Hand-Made Doll—Princess Wearing Red Formal Kimono
About this Doll
This one-of-a-kind hand-made doll is wearing an uchikake, a highly formal kimono. Traditionally, these are worn only by brides or stage performers. Uchikake are often heavily brocaded and worn outside the actual kimono and obi (sash) as a sort of coat.
The color red is popular in Japan. Many shrines and temples are red. Since time immemorial the color red was seen as a way to scare away evil spirits. In old times Shinto priests were dressed in red, and now red aprons and caps often cover the sculptures of Bodhisattva and spirits. During Shinto festivals, tables covered with red cloths and red carpets are used.
Red is also the color of festivals and festival zones are marked by curtains with red and white stripes. The symbolic meaning of red is peace and the prosperity of the family. In Kabuki theater performances, red stripes on the actors’ faces means justice.
About the Artist
Shiko Sekihara is a master dollmaker based in Kyoto, Japan, known for hand-making dolls so exquisite that they seem to have a life of their own. Her main subjects are the beautiful female figures of Kabuki dancers and other characters.

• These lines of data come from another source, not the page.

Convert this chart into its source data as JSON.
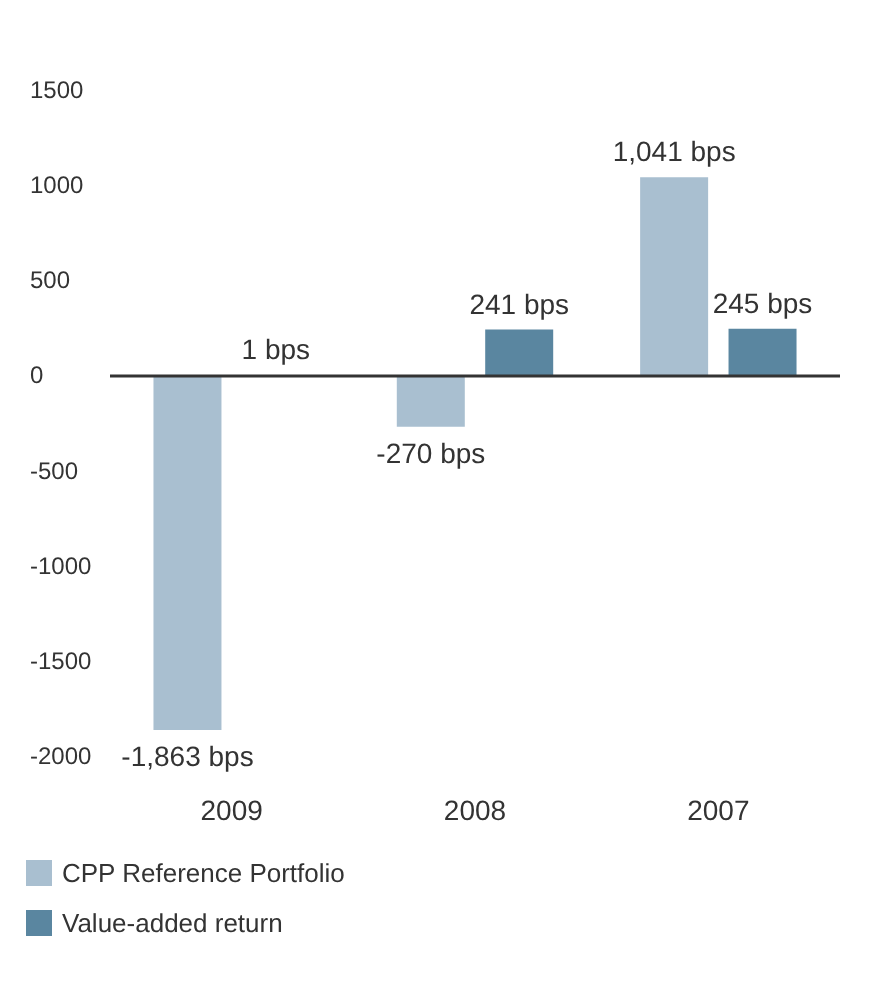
{
  "chart_data": {
    "type": "bar",
    "categories": [
      "2009",
      "2008",
      "2007"
    ],
    "series": [
      {
        "name": "CPP Reference Portfolio",
        "color": "#a9bfd0",
        "values": [
          -1863,
          -270,
          1041
        ],
        "value_labels": [
          "-1,863 bps",
          "-270 bps",
          "1,041 bps"
        ]
      },
      {
        "name": "Value-added return",
        "color": "#5a86a0",
        "values": [
          1,
          241,
          245
        ],
        "value_labels": [
          "1 bps",
          "241 bps",
          "245 bps"
        ]
      }
    ],
    "ylim": [
      -2000,
      1500
    ],
    "yticks": [
      -2000,
      -1500,
      -1000,
      -500,
      0,
      500,
      1000,
      1500
    ],
    "ref_lines": [
      {
        "axis": "y",
        "value": 0,
        "color": "#333333"
      }
    ],
    "grid": false,
    "legend": "bottom"
  }
}
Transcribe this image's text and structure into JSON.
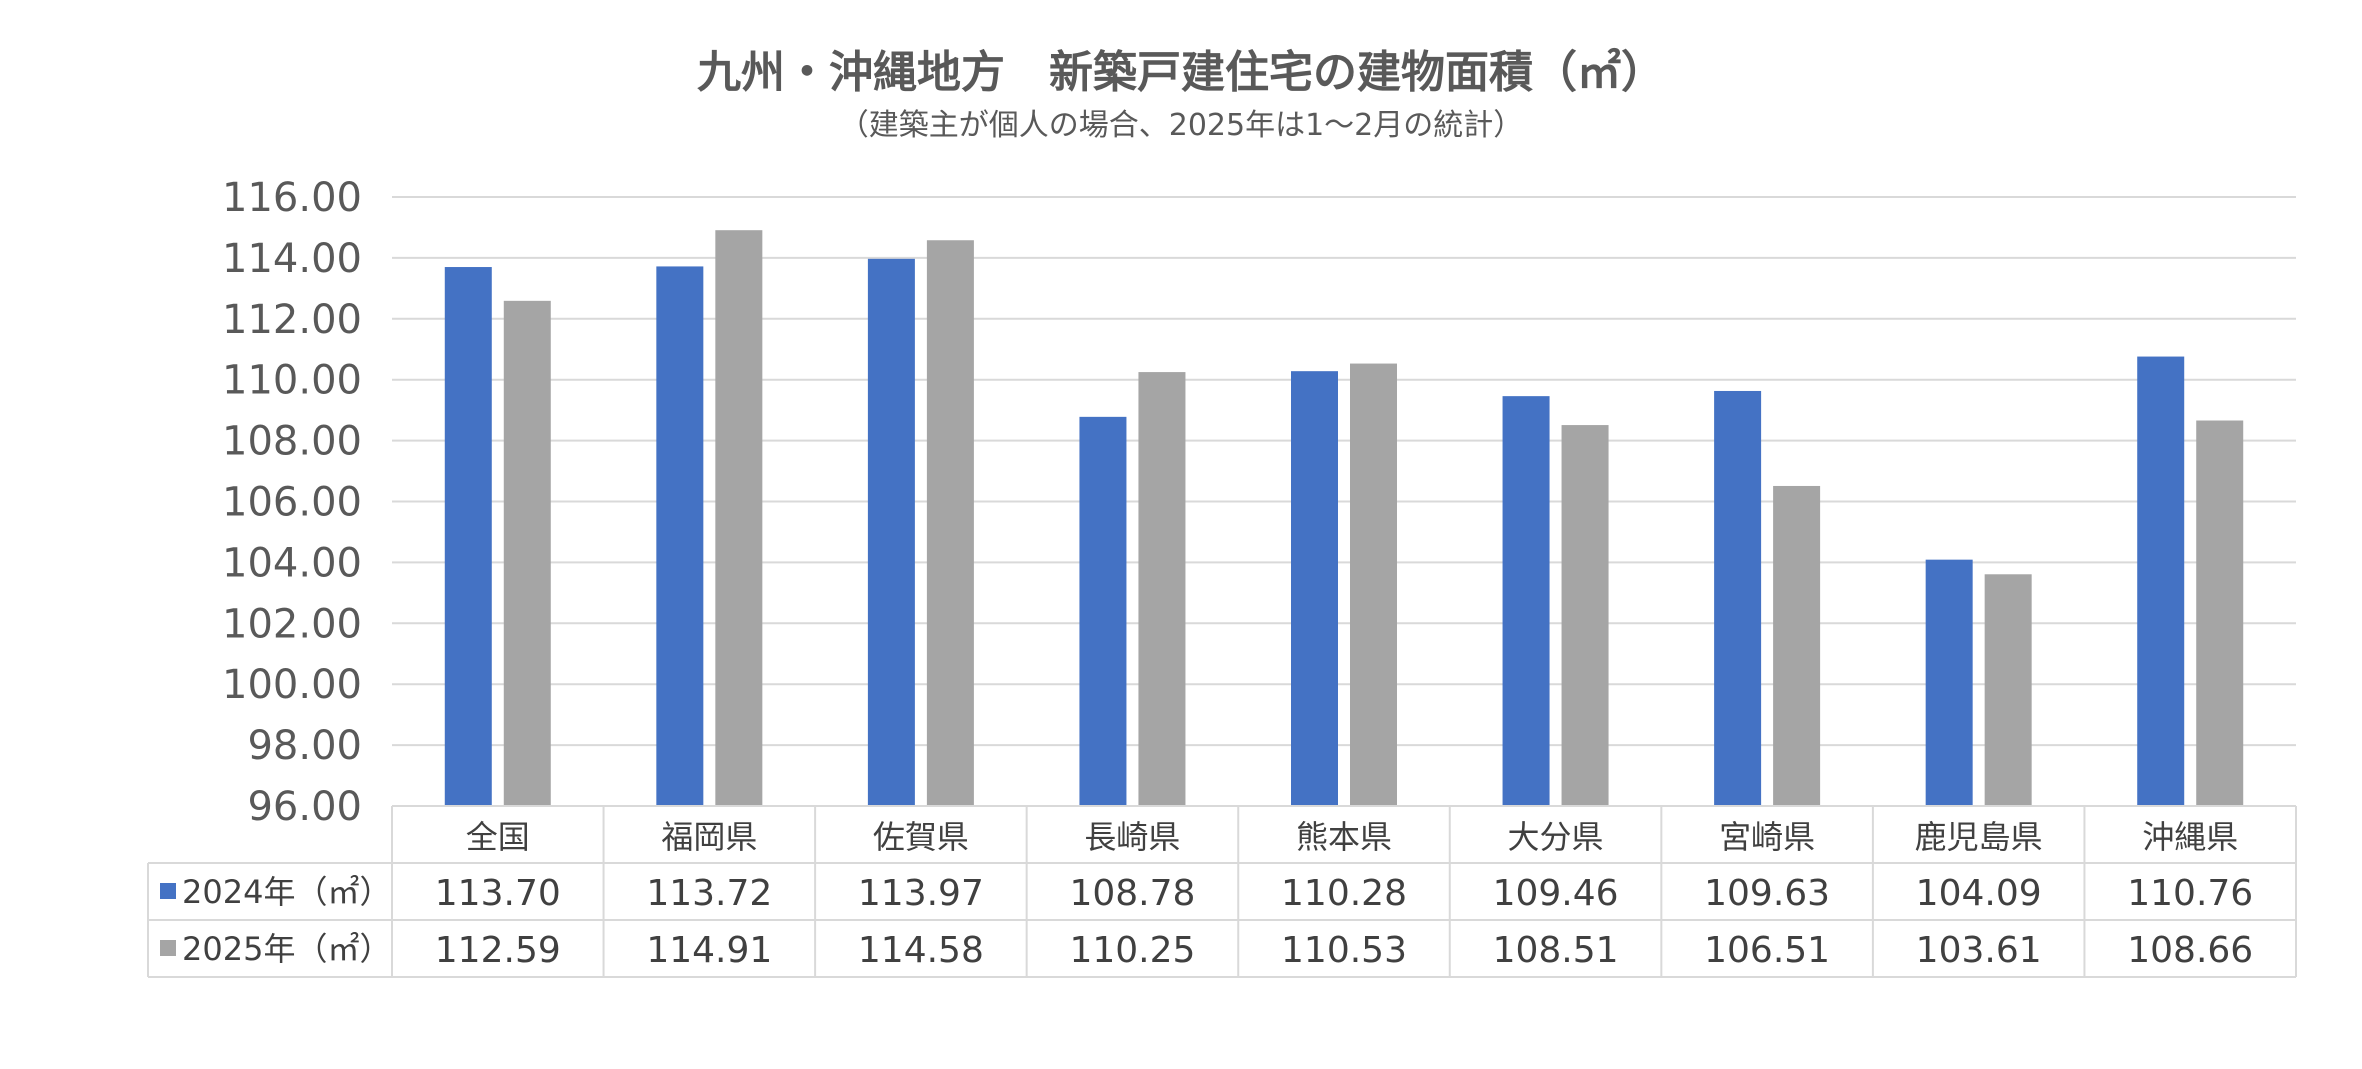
{
  "chart_data": {
    "type": "bar",
    "title": "九州・沖縄地方　新築戸建住宅の建物面積（㎡）",
    "subtitle": "（建築主が個人の場合、2025年は1～2月の統計）",
    "categories": [
      "全国",
      "福岡県",
      "佐賀県",
      "長崎県",
      "熊本県",
      "大分県",
      "宮崎県",
      "鹿児島県",
      "沖縄県"
    ],
    "series": [
      {
        "name": "2024年（㎡）",
        "color": "#4472C4",
        "values": [
          113.7,
          113.72,
          113.97,
          108.78,
          110.28,
          109.46,
          109.63,
          104.09,
          110.76
        ]
      },
      {
        "name": "2025年（㎡）",
        "color": "#A5A5A5",
        "values": [
          112.59,
          114.91,
          114.58,
          110.25,
          110.53,
          108.51,
          106.51,
          103.61,
          108.66
        ]
      }
    ],
    "ylim": [
      96,
      116
    ],
    "yticks": [
      "96.00",
      "98.00",
      "100.00",
      "102.00",
      "104.00",
      "106.00",
      "108.00",
      "110.00",
      "112.00",
      "114.00",
      "116.00"
    ],
    "grid": true,
    "legend": "data-table",
    "data_table": true
  }
}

She spent many years learning from her father, a grandmaster dollmaker, other celebrated artisans from Kyoto, and studying from many sources. Often, her dolls are born from the images that come down to her consciousness from a state of nothingness.
"Guided by many connections, a light suddenly shines in my heart, which eventually becomes words and a clear image appears in my consciousness. However, it is not easy to give shape to the figure. After many months of agony and repeated failures, the way is opened to the form that I have envisioned.
In the final moments of the doll's completion, I am enveloped in a blissful moment when the light guides me and my hands move of their own accord to create the doll. To create a doll is a calling."
About Sekihara DollsShiko Sekihara has been creating dolls with Kyoto's traditional craftsmanship, such as dyeing, gilding, yuzen, embroidery, shibori, carving, metalwork, tortoiseshell, lacquer, woodworking, fans, and hair ties.
Each kimono shape, pattern, and layering has a traditional meaning that has been accumulated over thousands of years, and dolls are born from a combination of craft techniques and the beauty of the heart that comes from tradition.